Eran los futbolistas de la épica, los que llevaban la huella del hambre en la mirada, aquellos hijos del barro y del pan duro que se convertían en héroes con un pañuelo en la cabeza, corriendo detrás de un balón esquivando las patadas del contrario y el aliento en la nunca de la hinchada enemiga.
Eran los que de verdad se dejaban la piel en el campo y a veces hasta las rodillas cuando una lesión te dejaba cojo para toda la vida. Formaban parte de un fútbol primitivo donde el masajista se colocaba los galones de médico, donde el agua milagrosa era la única medicina que calmaba el dolor después de un encontronazo. Si te daban una patada y no te mataban tenías que seguir en el campo, aunque fuera arrastrando la pierna, ya que en aquel fútbol de los años cincuenta solo se podía hacer un cambio, el del portero y en caso de lesión.
Tenían la estética del andamio, eran auténticos obreros del fútbol camuflados en aquellas camisetas descoloridas que tenían que durar toda una temporada. Parecían dandis venidos a menos, tan lejos de la imagen actual del atleta repeinado y lleno de tatuajes. Aquellos estilistas del balón tenían más facha de albañiles que de deportistas, con los cuerpos desgarbados que les había dejado la guerra, delgados como juncos, con la musculatura justa para caminar y las piernas cubiertas de pelo como símbolo de su indiscutible masculinidad.

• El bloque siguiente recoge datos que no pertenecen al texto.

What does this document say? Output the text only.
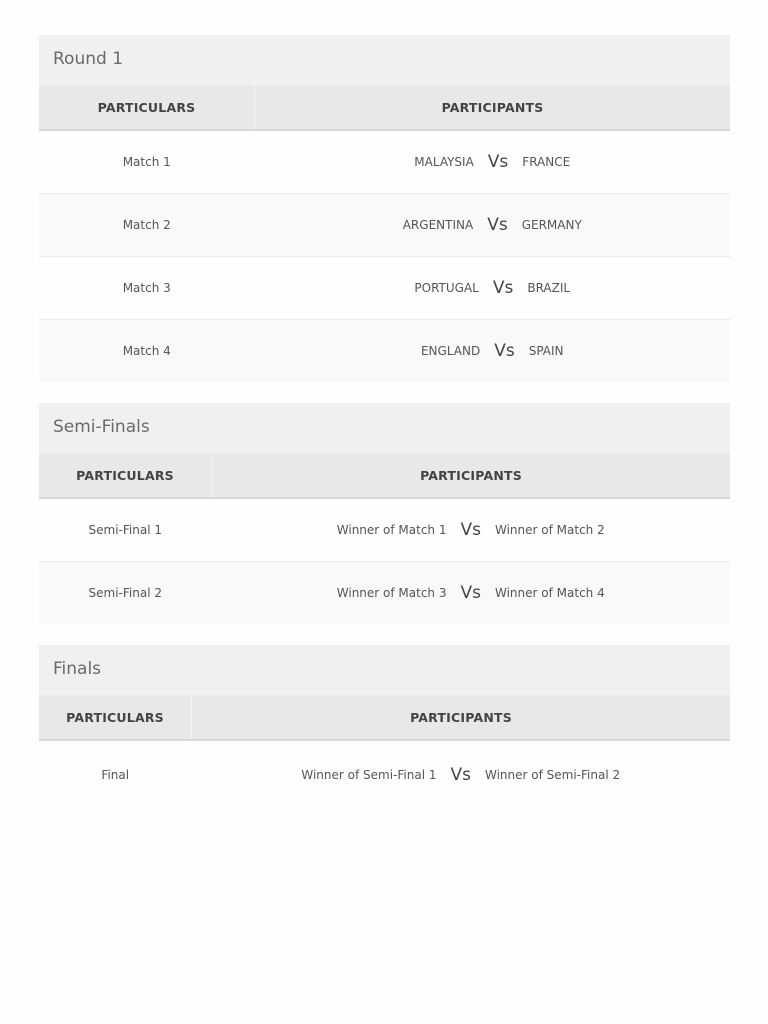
Round 1
PARTICULARS	PARTICIPANTS
Match 1	MALAYSIA Vs FRANCE

Match 2	ARGENTINA Vs GERMANY

Match 3	PORTUGAL Vs BRAZIL

Match 4	ENGLAND Vs SPAIN
Semi-Finals
PARTICULARS	PARTICIPANTS
Semi-Final 1	Winner of Match 1 Vs Winner of Match 2

Semi-Final 2	Winner of Match 3 Vs Winner of Match 4
Finals
PARTICULARS	PARTICIPANTS
Final	Winner of Semi-Final 1 Vs Winner of Semi-Final 2
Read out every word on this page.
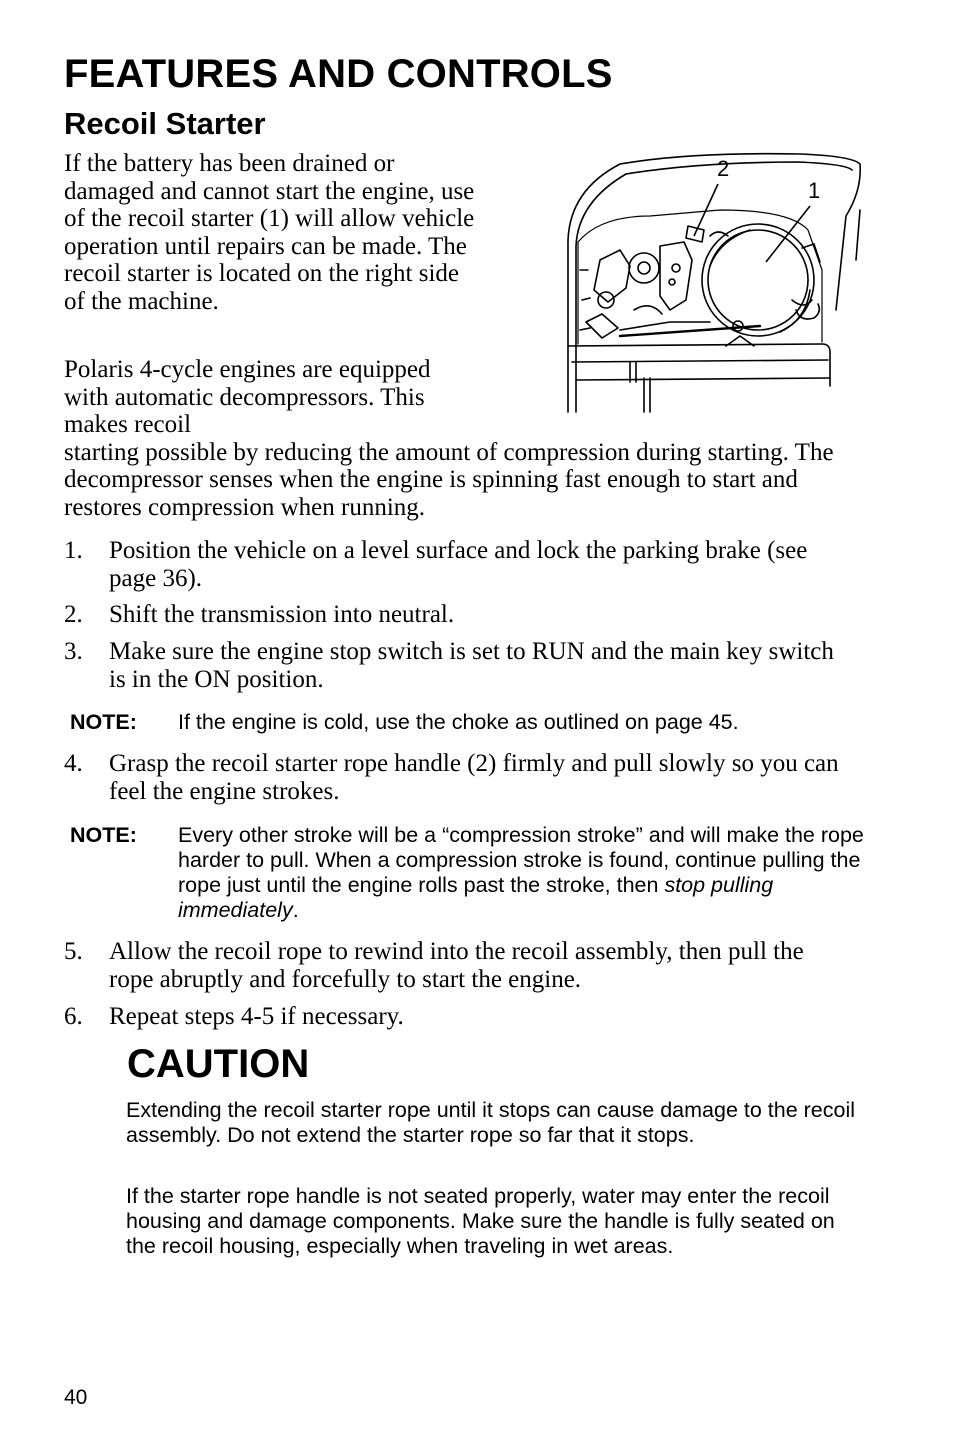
FEATURES AND CONTROLS
Recoil Starter

If the battery has been drained or damaged and cannot start the engine, use of the recoil starter (1) will allow vehicle operation until repairs can be made. The recoil starter is located on the right side of the machine.

2
1

Polaris 4-cycle engines are equipped with automatic decompressors. This makes recoil
starting possible by reducing the amount of compression during starting. The decompressor senses when the engine is spinning fast enough to start and restores compression when running.

1. Position the vehicle on a level surface and lock the parking brake (see page 36).
2. Shift the transmission into neutral.
3. Make sure the engine stop switch is set to RUN and the main key switch is in the ON position.
NOTE: If the engine is cold, use the choke as outlined on page 45.
4. Grasp the recoil starter rope handle (2) firmly and pull slowly so you can feel the engine strokes.
NOTE: Every other stroke will be a “compression stroke” and will make the rope harder to pull. When a compression stroke is found, continue pulling the rope just until the engine rolls past the stroke, then stop pulling immediately.
5. Allow the recoil rope to rewind into the recoil assembly, then pull the rope abruptly and forcefully to start the engine.
6. Repeat steps 4-5 if necessary.
CAUTION

Extending the recoil starter rope until it stops can cause damage to the recoil assembly. Do not extend the starter rope so far that it stops.

If the starter rope handle is not seated properly, water may enter the recoil housing and damage components. Make sure the handle is fully seated on the recoil housing, especially when traveling in wet areas.

40
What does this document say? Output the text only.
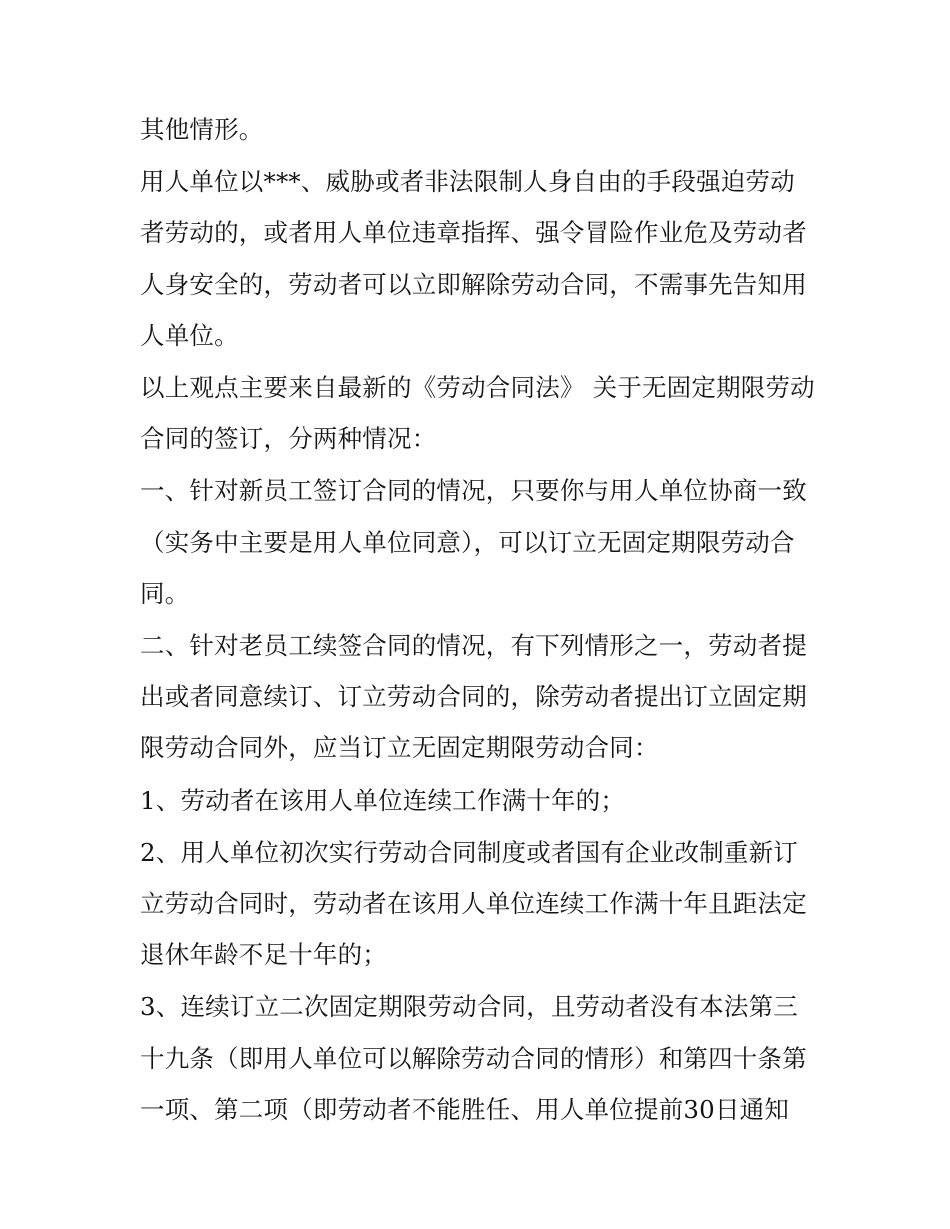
其他情形。

用人单位以***、威胁或者非法限制人身自由的手段强迫劳动者劳动的，或者用人单位违章指挥、强令冒险作业危及劳动者人身安全的，劳动者可以立即解除劳动合同，不需事先告知用人单位。

以上观点主要来自最新的《劳动合同法》 关于无固定期限劳动合同的签订，分两种情况：

一、针对新员工签订合同的情况，只要你与用人单位协商一致（实务中主要是用人单位同意），可以订立无固定期限劳动合同。

二、针对老员工续签合同的情况，有下列情形之一，劳动者提出或者同意续订、订立劳动合同的，除劳动者提出订立固定期限劳动合同外，应当订立无固定期限劳动合同：

1、劳动者在该用人单位连续工作满十年的；

2、用人单位初次实行劳动合同制度或者国有企业改制重新订立劳动合同时，劳动者在该用人单位连续工作满十年且距法定退休年龄不足十年的；

3、连续订立二次固定期限劳动合同，且劳动者没有本法第三十九条（即用人单位可以解除劳动合同的情形）和第四十条第一项、第二项（即劳动者不能胜任、用人单位提前30日通知
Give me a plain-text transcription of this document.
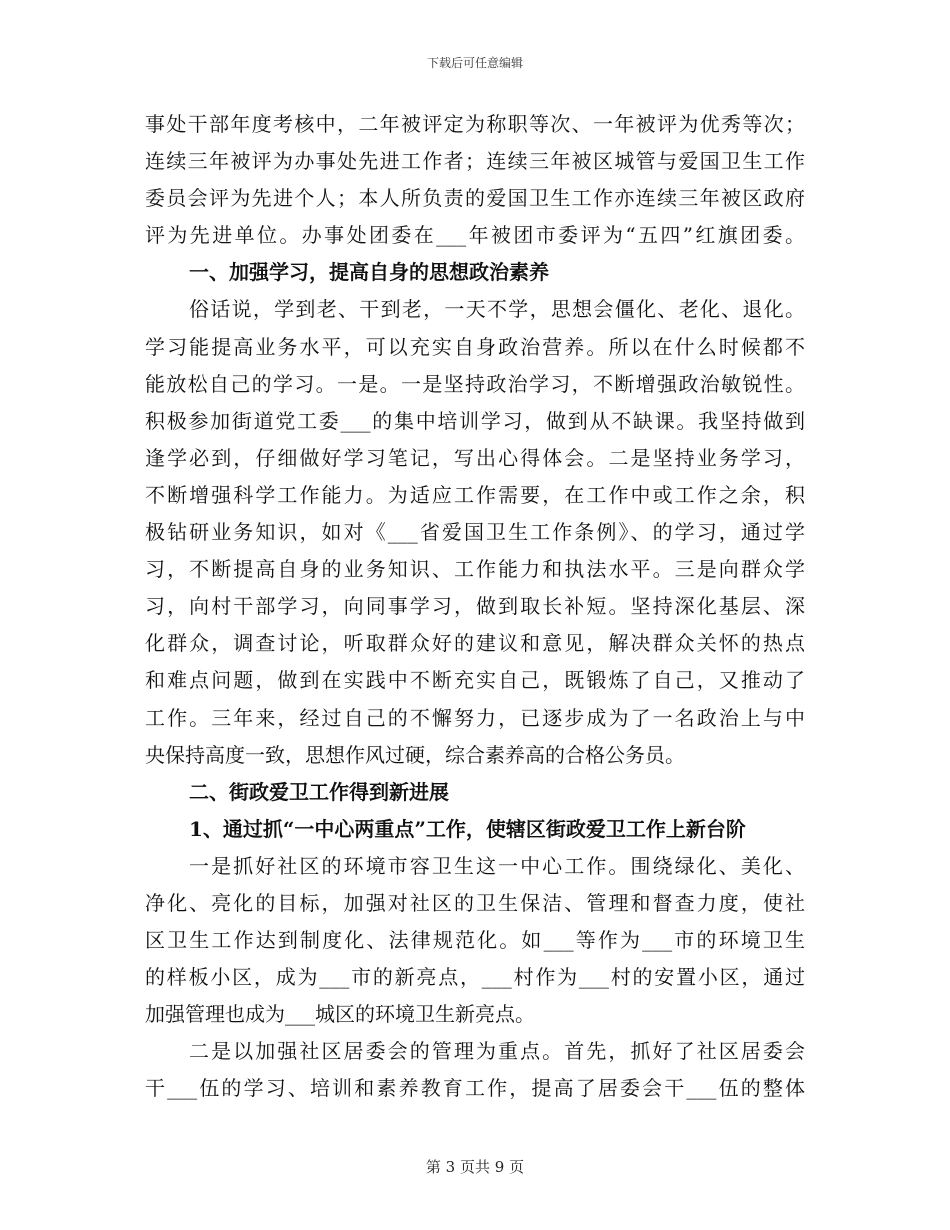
下载后可任意编辑
事处干部年度考核中，二年被评定为称职等次、一年被评为优秀等次；
连续三年被评为办事处先进工作者；连续三年被区城管与爱国卫生工作
委员会评为先进个人；本人所负责的爱国卫生工作亦连续三年被区政府
评为先进单位。办事处团委在___年被团市委评为“五四”红旗团委。
一、加强学习，提高自身的思想政治素养
俗话说，学到老、干到老，一天不学，思想会僵化、老化、退化。
学习能提高业务水平，可以充实自身政治营养。所以在什么时候都不
能放松自己的学习。一是。一是坚持政治学习，不断增强政治敏锐性。
积极参加街道党工委___的集中培训学习，做到从不缺课。我坚持做到
逢学必到，仔细做好学习笔记，写出心得体会。二是坚持业务学习，
不断增强科学工作能力。为适应工作需要，在工作中或工作之余，积
极钻研业务知识，如对《___省爱国卫生工作条例》、的学习，通过学
习，不断提高自身的业务知识、工作能力和执法水平。三是向群众学
习，向村干部学习，向同事学习，做到取长补短。坚持深化基层、深
化群众，调查讨论，听取群众好的建议和意见，解决群众关怀的热点
和难点问题，做到在实践中不断充实自己，既锻炼了自己，又推动了
工作。三年来，经过自己的不懈努力，已逐步成为了一名政治上与中
央保持高度一致，思想作风过硬，综合素养高的合格公务员。
二、街政爱卫工作得到新进展
1、通过抓“一中心两重点”工作，使辖区街政爱卫工作上新台阶
一是抓好社区的环境市容卫生这一中心工作。围绕绿化、美化、
净化、亮化的目标，加强对社区的卫生保洁、管理和督查力度，使社
区卫生工作达到制度化、法律规范化。如___等作为___市的环境卫生
的样板小区，成为___市的新亮点，___村作为___村的安置小区，通过
加强管理也成为___城区的环境卫生新亮点。
二是以加强社区居委会的管理为重点。首先，抓好了社区居委会
干___伍的学习、培训和素养教育工作，提高了居委会干___伍的整体
第 3 页共 9 页
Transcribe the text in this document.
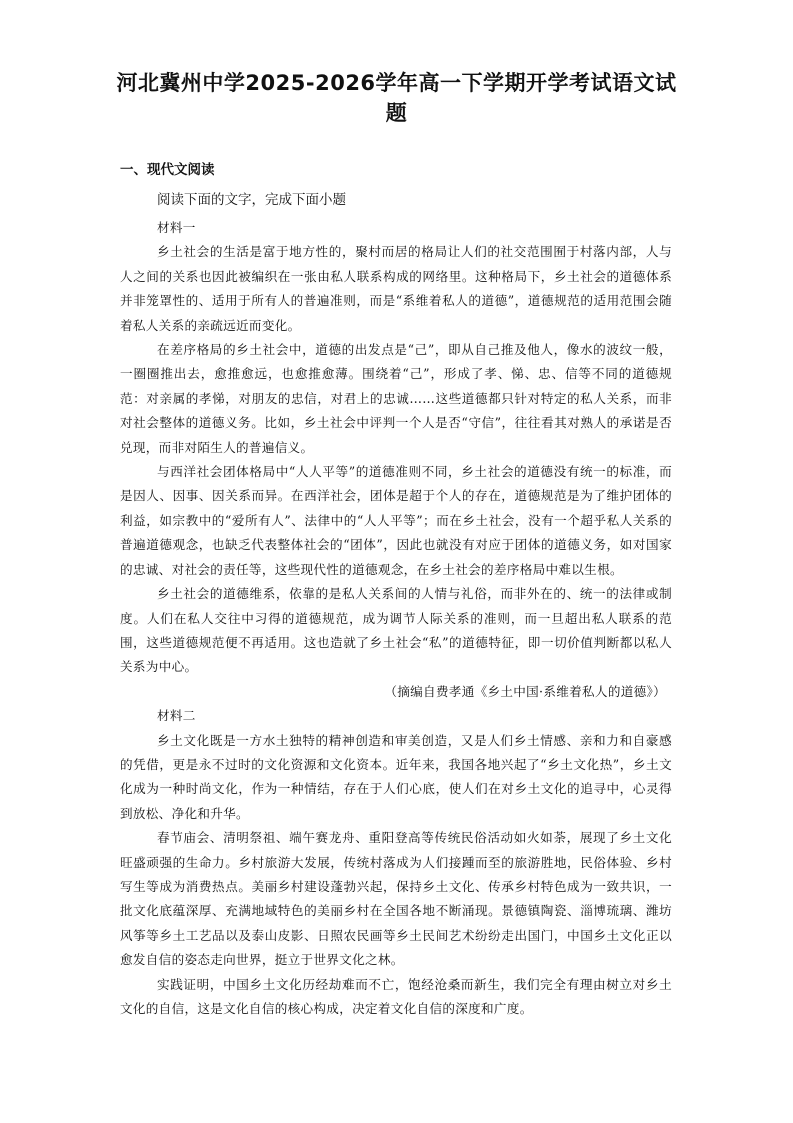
河北冀州中学2025-2026学年高一下学期开学考试语文试题
一、现代文阅读
阅读下面的文字，完成下面小题

材料一

乡土社会的生活是富于地方性的，聚村而居的格局让人们的社交范围囿于村落内部，人与人之间的关系也因此被编织在一张由私人联系构成的网络里。这种格局下，乡土社会的道德体系并非笼罩性的、适用于所有人的普遍准则，而是“系维着私人的道德”，道德规范的适用范围会随着私人关系的亲疏远近而变化。

在差序格局的乡土社会中，道德的出发点是“己”，即从自己推及他人，像水的波纹一般，一圈圈推出去，愈推愈远，也愈推愈薄。围绕着“己”，形成了孝、悌、忠、信等不同的道德规范：对亲属的孝悌，对朋友的忠信，对君上的忠诚……这些道德都只针对特定的私人关系，而非对社会整体的道德义务。比如，乡土社会中评判一个人是否“守信”，往往看其对熟人的承诺是否兑现，而非对陌生人的普遍信义。

与西洋社会团体格局中“人人平等”的道德准则不同，乡土社会的道德没有统一的标准，而是因人、因事、因关系而异。在西洋社会，团体是超于个人的存在，道德规范是为了维护团体的利益，如宗教中的“爱所有人”、法律中的“人人平等”；而在乡土社会，没有一个超乎私人关系的普遍道德观念，也缺乏代表整体社会的“团体”，因此也就没有对应于团体的道德义务，如对国家的忠诚、对社会的责任等，这些现代性的道德观念，在乡土社会的差序格局中难以生根。

乡土社会的道德维系，依靠的是私人关系间的人情与礼俗，而非外在的、统一的法律或制度。人们在私人交往中习得的道德规范，成为调节人际关系的准则，而一旦超出私人联系的范围，这些道德规范便不再适用。这也造就了乡土社会“私”的道德特征，即一切价值判断都以私人关系为中心。

（摘编自费孝通《乡土中国·系维着私人的道德》）

材料二

乡土文化既是一方水土独特的精神创造和审美创造，又是人们乡土情感、亲和力和自豪感的凭借，更是永不过时的文化资源和文化资本。近年来，我国各地兴起了“乡土文化热”，乡土文化成为一种时尚文化，作为一种情结，存在于人们心底，使人们在对乡土文化的追寻中，心灵得到放松、净化和升华。

春节庙会、清明祭祖、端午赛龙舟、重阳登高等传统民俗活动如火如荼，展现了乡土文化旺盛顽强的生命力。乡村旅游大发展，传统村落成为人们接踵而至的旅游胜地，民俗体验、乡村写生等成为消费热点。美丽乡村建设蓬勃兴起，保持乡土文化、传承乡村特色成为一致共识，一批文化底蕴深厚、充满地域特色的美丽乡村在全国各地不断涌现。景德镇陶瓷、淄博琉璃、潍坊风筝等乡土工艺品以及泰山皮影、日照农民画等乡土民间艺术纷纷走出国门，中国乡土文化正以愈发自信的姿态走向世界，挺立于世界文化之林。

实践证明，中国乡土文化历经劫难而不亡，饱经沧桑而新生，我们完全有理由树立对乡土文化的自信，这是文化自信的核心构成，决定着文化自信的深度和广度。
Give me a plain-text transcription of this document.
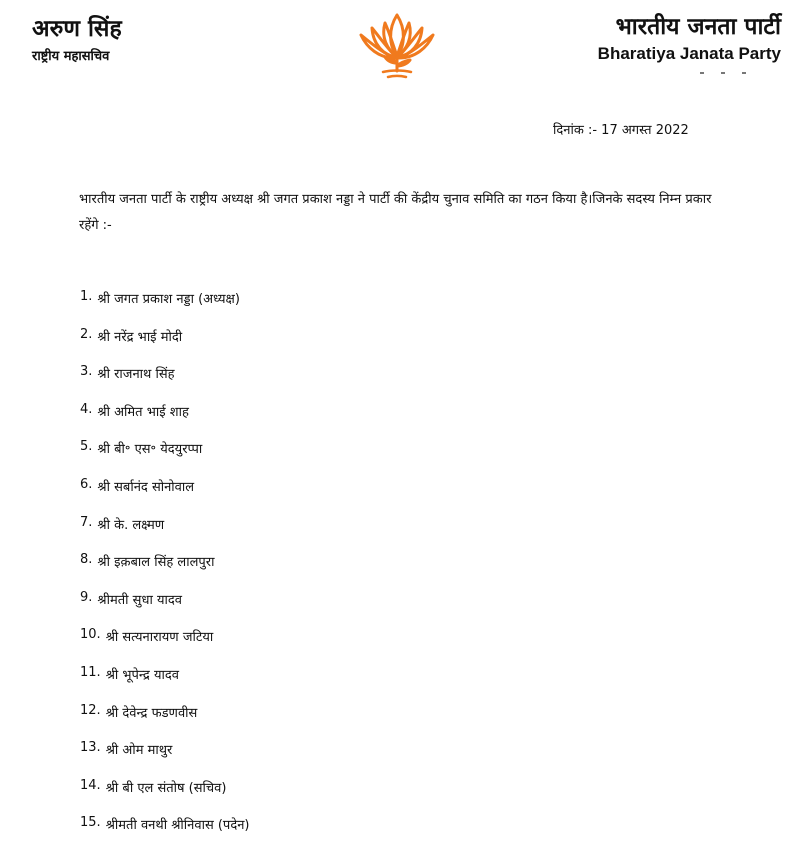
अरुण सिंह
राष्ट्रीय महासचिव
भारतीय जनता पार्टी
Bharatiya Janata Party
दिनांक :- 17 अगस्त 2022
भारतीय जनता पार्टी के राष्ट्रीय अध्यक्ष श्री जगत प्रकाश नड्डा ने पार्टी की केंद्रीय चुनाव समिति का गठन किया है।जिनके सदस्य निम्न प्रकार रहेंगे :-
1. श्री जगत प्रकाश नड्डा (अध्यक्ष)
2. श्री नरेंद्र भाई मोदी
3. श्री राजनाथ सिंह
4. श्री अमित भाई शाह
5. श्री बी॰ एस॰ येदयुरप्पा
6. श्री सर्बानंद सोनोवाल
7. श्री के. लक्ष्मण
8. श्री इक़बाल सिंह लालपुरा
9. श्रीमती सुधा यादव
10. श्री सत्यनारायण जटिया
11. श्री भूपेन्द्र यादव
12. श्री देवेन्द्र फडणवीस
13. श्री ओम माथुर
14. श्री बी एल संतोष (सचिव)
15. श्रीमती वनथी श्रीनिवास (पदेन)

Épica fue la época que les tocó vivir. Épica era la estampa de aquellos jugadores que se colocaban un pañuelo en la cabeza como si fueran supervivientes de una guerra; épica era la supervivencia en aquellos campos de tierra y mala hierba. Épicos eran los viajes de los equipos en autobús, cuando para ir a Macael o a Adra había que echar medio día de camino, cuando las carreteras eran tan tortuosas que los jugadores llegaban a los campos contrarios agotados antes de que el balón echara a rodar.
Épica era la actitud de los árbitros y de los jueces de línea que tenían que tener tantos conocimientos de fútbol como de artimañas para huir cuando el ambiente se cargaba más de la cuenta y los aficionados se convertían en verdugos. Cuántos se quedaban atrincherados entre las cuatro paredes del vestuario esperando a que la pareja de la Guardia Civil convenciera a los exaltados.
Épica era la vida de los clubes que salieron a escena en aquellos años. Sólo contaban con los recursos que ellos mismos iban generando con la venta de entradas, que eran mínimos, y tenían que recurrir a la venta de papeletas y a los sorteos de la tómbola para seguir compitiendo. Un ejemplo de la dureza del fútbol lo tenemos en la U.D. Almería, que en los años cuarenta llegó a ser el club representativo de la ciudad, militando en Tercera División. Para poder competir en la Liga en la temporada 1947-1948, el club tuvo que organizar un sorteo en la Feria por mediación de la tómbola de la Plaza Circular. La papeleta costaba dos pesetas y el premio mayor era una “magnífica pareja de mulas” y el segundo premio “un dormitorio de matrimonio”, que en aquel tiempo era un lujo para la gente humilde.
Un componente épico tenían también las crónicas que aparecían en los periódicos. En aquel tiempo la única forma de enterarse de lo que había sido el partido del Almería cuando jugaba fuera era el comentario que aparecía uno o dos días después en las páginas del diario Yugo. Las crónicas relataban con un lenguaje solemne todo lo que había ocurrido sobre el terreno de juego y casi siempre venían adornadas con una pincelada de parcialidad, barriendo para el equipo de sus colores.
Aquel fútbol olía a lejía, a linimento del Tío del Bigote, a cigarrillos y a puros baratos, a cacahuetes y pipas y al sudor reseco de los jugadores que no podían ducharse al terminar el partido porque no había agua caliente o porque el ambiente se había puesto tan caldeado que habían tenido que salir corriendo desde el campo al autocar para no salir apedreados.
Aquel fútbol almeriense de los cincuenta vivía anclado en la provisionalidad, pendiente de la rifa y de la colecta popular para poder hacer fichajes o de que llegara un alcalde o un empresario con la cartera llena para que esa temporada el equipo representativo pudiera salir adelante, sabiendo que por buenos que fueran los resultados, la sombra de la desaparición siempre estaba al acecho.